聞言,棠棠當然是要進去瞧瞧的,可她又隱隱地覺得這個男人不大好對付,心裡起了疑:“我的姐妹呢?”
她之前已經問了一次,可魏淵沒有回答她,眼下棠棠的心裡更是不安。
魏淵依舊保持着姿勢不變,他慢條斯理地看着棠棠,嘖嘖兩聲:“月華依舊,我還記得就在幾個時辰前,你帶着金色的面具萬衆矚目,沒想到取了面具之後,你的容貌……”
他穿好了衣裳,但一頭墨發卻鬆垮垮地綁在腦後,並沒有束髮,看起來倒是風雅了幾分。
這樣的男人別說是在夜間了,就是在白天都顯得比較誘人。
更何況,他的語氣……
曖昧非常。
棠棠的眼眸微閃,她的目光集中在魏淵的一雙薄脣之上,迫切地想要聽到讚美的話語。
世間上,哪個女子不喜歡聽到男人說她們漂亮?
魏淵嘴角微揚,半晌才吐出四個字來:“不過如此。”
棠棠臉色一垮,手裡的火把抖了抖:“你說什麼!”
“我方纔說的不夠清楚?”魏淵挑事地不屑一顧,“你帶着面具還好看些,這取了嘛,一張臉就像路人般,丟在大街上都認不出來。”
他越說越過分,棠棠的臉已經被氣的成了醬紫色。
當着這麼多人的面,這個男人居然口無遮攔到這個地步!
“我宰了你!”棠棠話音落下,便飛身朝魏淵撲了過去。
一時之間,武力暴漲。
魏淵心念一動,暗自鬆了口氣,還好,只是一級武宗。
棠棠手中的火把便是成了武器,就像燒火棍一樣,指東打西地往魏淵身上打,一縷縷的焦味傳來,在和棠棠對力的時候,魏淵的衣袖還是不可避免地給火星子給燒着,不過很快又被他舞起來的風勢給吹滅。

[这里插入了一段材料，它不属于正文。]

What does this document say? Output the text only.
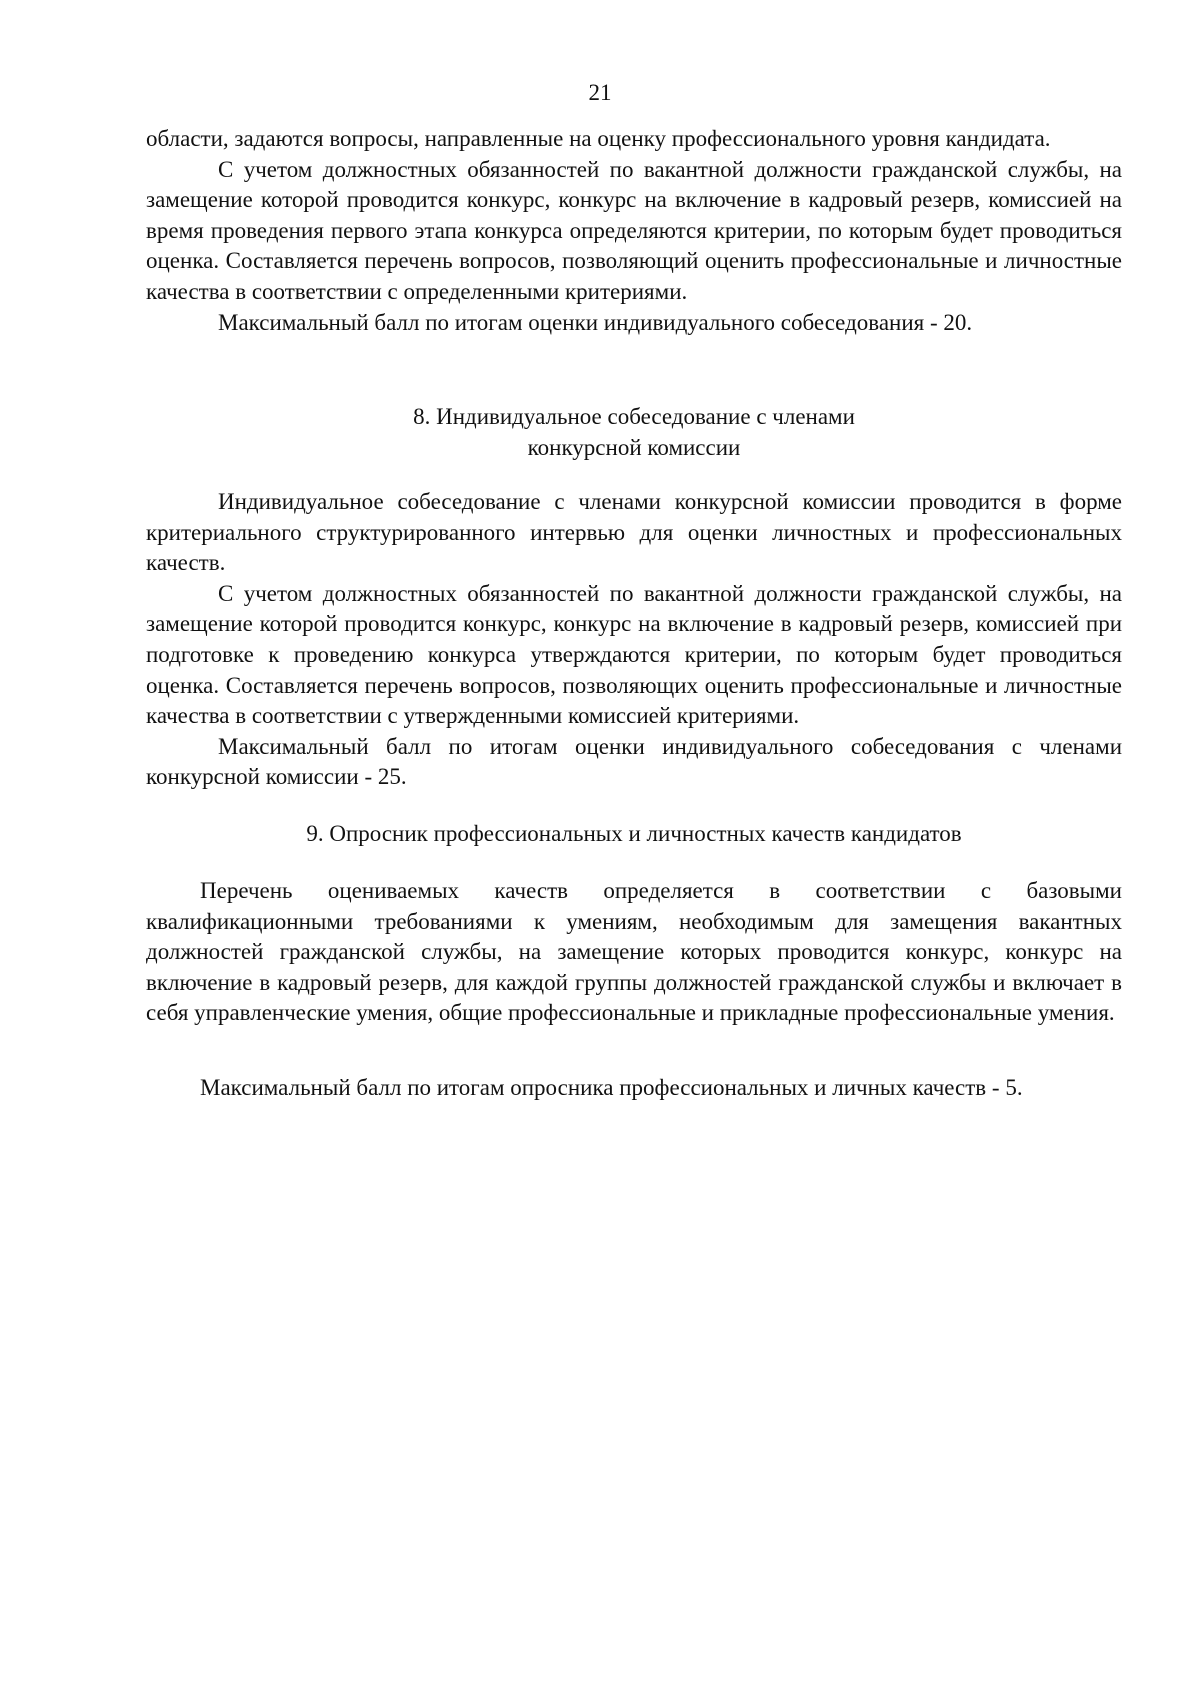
21

области, задаются вопросы, направленные на оценку профессионального уровня кандидата.

С учетом должностных обязанностей по вакантной должности гражданской службы, на замещение которой проводится конкурс, конкурс на включение в кадровый резерв, комиссией на время проведения первого этапа конкурса определяются критерии, по которым будет проводиться оценка. Составляется перечень вопросов, позволяющий оценить профессиональные и личностные качества в соответствии с определенными критериями.

Максимальный балл по итогам оценки индивидуального собеседования - 20.

8. Индивидуальное собеседование с членами

конкурсной комиссии

Индивидуальное собеседование с членами конкурсной комиссии проводится в форме критериального структурированного интервью для оценки личностных и профессиональных качеств.

С учетом должностных обязанностей по вакантной должности гражданской службы, на замещение которой проводится конкурс, конкурс на включение в кадровый резерв, комиссией при подготовке к проведению конкурса утверждаются критерии, по которым будет проводиться оценка. Составляется перечень вопросов, позволяющих оценить профессиональные и личностные качества в соответствии с утвержденными комиссией критериями.

Максимальный балл по итогам оценки индивидуального собеседования с членами конкурсной комиссии - 25.

9. Опросник профессиональных и личностных качеств кандидатов

Перечень оцениваемых качеств определяется в соответствии с базовыми квалификационными требованиями к умениям, необходимым для замещения вакантных должностей гражданской службы, на замещение которых проводится конкурс, конкурс на включение в кадровый резерв, для каждой группы должностей гражданской службы и включает в себя управленческие умения, общие профессиональные и прикладные профессиональные умения.

Максимальный балл по итогам опросника профессиональных и личных качеств - 5.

點點的星火在夜空裡面顯得十分詭異,風聲赫赫在雙方的耳邊來來往往。
在場的觀衆可能都無法看出其中的貓膩,一個勁兒地爲棠棠加油打氣,這個男人太可恨了!
只是在房間裡面的涼涼卻感受到了點點:“孃親,這個男人是誰呀,六級武宗對一級,怎麼着也是速戰速決的呀,真是奇怪。”
嶽檸歌正在凝神逼針,她並沒有聽到涼涼的問話。
她現在周身都被火燒似得,衣衫都已經被汗水給浸溼,手腕上的血不斷地涌出來,流到了桌面上,又順着桌面一滴一滴地落到地面。
嶽檸歌的臉色也漸漸泛白,再這麼下去,別說是那根針了,就是她一身的血都要被放幹了。
涼涼在一旁心急如焚,可它任憑說什麼都被嶽檸歌給自動屏蔽了,它的聲音也入不得嶽檸歌的耳朵。
嶽檸歌已經沉醉在要將那根針給取出來的固執裡面,不達目的誓不罷休。
她不能夠放棄,那根針若是一直都在她的神門穴卡着,不僅僅會影響她的右手,更可能會讓她這一生都成爲廢人。
武力有所阻礙,影響的不是一隻手、一條腿,那是會影響全身的。
武力必須要遊走全身經脈才能夠確保有晉級的可能,她一片大好的前途,怎麼能夠在這個鬼地方給毀了!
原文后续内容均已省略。